セバスチャンと使用人たちが一斉に素っ頓狂な声を上げる。

「土地代は底値! 建物は簿価ゼロ! つまり、ここから何をやっても資産価値は上がる一方ということよ!」

イージアは両手を広げた。

「伸び代しかないわ! こんな優良物件、王都じゃ絶対に見つからない!」

「よ、喜びのポイントが独特……!」

「セバスチャン! すぐに屋敷の図面と、過去十年分の領地出納帳を持ってきて! あと、この辺りの地主や商人のリストも!」

「え、あ、はい! しかし、お嬢様はお疲れでは……」

「疲れている暇なんてないわ。まずはこの屋敷を『人が住める場所』から『金を産む場所』に作り変えるのよ!」

イージアはドレスの袖をまくり上げ、指示を飛ばし始めた。

「そこのあなた! 窓のサイズを測って! ガラスじゃなくて安い透明魔石板で代用するから見積もりを出して!」

「は、はい!」

「あなたは庭の草むしり! ただし、薬草が混じっている可能性があるから、分別して市場価格を調査すること!」

「わ、わかりました!」

「御じいは荷馬車から私の『軍資金』を運び込んで! とりあえず、屋根の修理業者を呼んでくるわ!」

嵐のように指示を出すイージアに、死んだような目をしていた使用人たちが、慌てて動き出す。

セバスチャンは呆然と、その背中を見つめていた。

「……なんと」

「どうしたの、セバスチャン。

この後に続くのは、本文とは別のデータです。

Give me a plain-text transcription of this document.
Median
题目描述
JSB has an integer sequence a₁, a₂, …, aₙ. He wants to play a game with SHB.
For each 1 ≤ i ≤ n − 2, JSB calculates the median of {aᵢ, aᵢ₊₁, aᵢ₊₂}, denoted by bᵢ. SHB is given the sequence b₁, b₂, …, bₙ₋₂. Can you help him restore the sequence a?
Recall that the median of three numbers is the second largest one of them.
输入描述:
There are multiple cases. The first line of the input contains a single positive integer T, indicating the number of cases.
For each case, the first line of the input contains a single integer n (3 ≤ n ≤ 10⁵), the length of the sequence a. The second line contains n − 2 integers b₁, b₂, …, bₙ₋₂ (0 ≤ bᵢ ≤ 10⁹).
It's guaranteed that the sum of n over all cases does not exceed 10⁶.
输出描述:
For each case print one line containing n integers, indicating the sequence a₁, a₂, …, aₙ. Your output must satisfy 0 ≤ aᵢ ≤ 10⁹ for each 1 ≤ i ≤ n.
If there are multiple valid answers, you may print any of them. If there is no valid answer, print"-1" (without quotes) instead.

早く帳簿を!」

「はっ、いえ! ただ……」

老執事は、何十年ぶりかに背筋を伸ばした。

「傷心のお嬢様がいらっしゃると聞いておりましたが……どうやら、とんでもない『救世主』が現れたようでございますな」

「救世主? 違うわよ」

イージアはニヤリと笑った。

「私はただの『強欲な管理者』よ。さあ、働くわよ! 赤字続きのこの領地を、一年で黒字化して見せるんだから!」

イージアの声が、寂れた屋敷に響き渡る。

カラスの鳴き声は、いつの間にか使用人たちの走る足音とかけ声にかき消されていた。

「イージア様! 帳簿が見つかりました!」

「よし、持越し! リビングのテーブル……は足が折れてるから、床でいいわ! 作戦会議よ!」

こうして、イージアの辺境生活初日は、荷解きをする間もなく、怒涛の経営再建会議へと突入していったのである。

(ふふん、見てなさいカイル殿下。貴方から巻き上げたお金で、ここを世界一のリゾート地にしてやるわ!)

床に広げた真っ赤な赤字帳簿を見ながら、イージアは不敵に笑うのだった。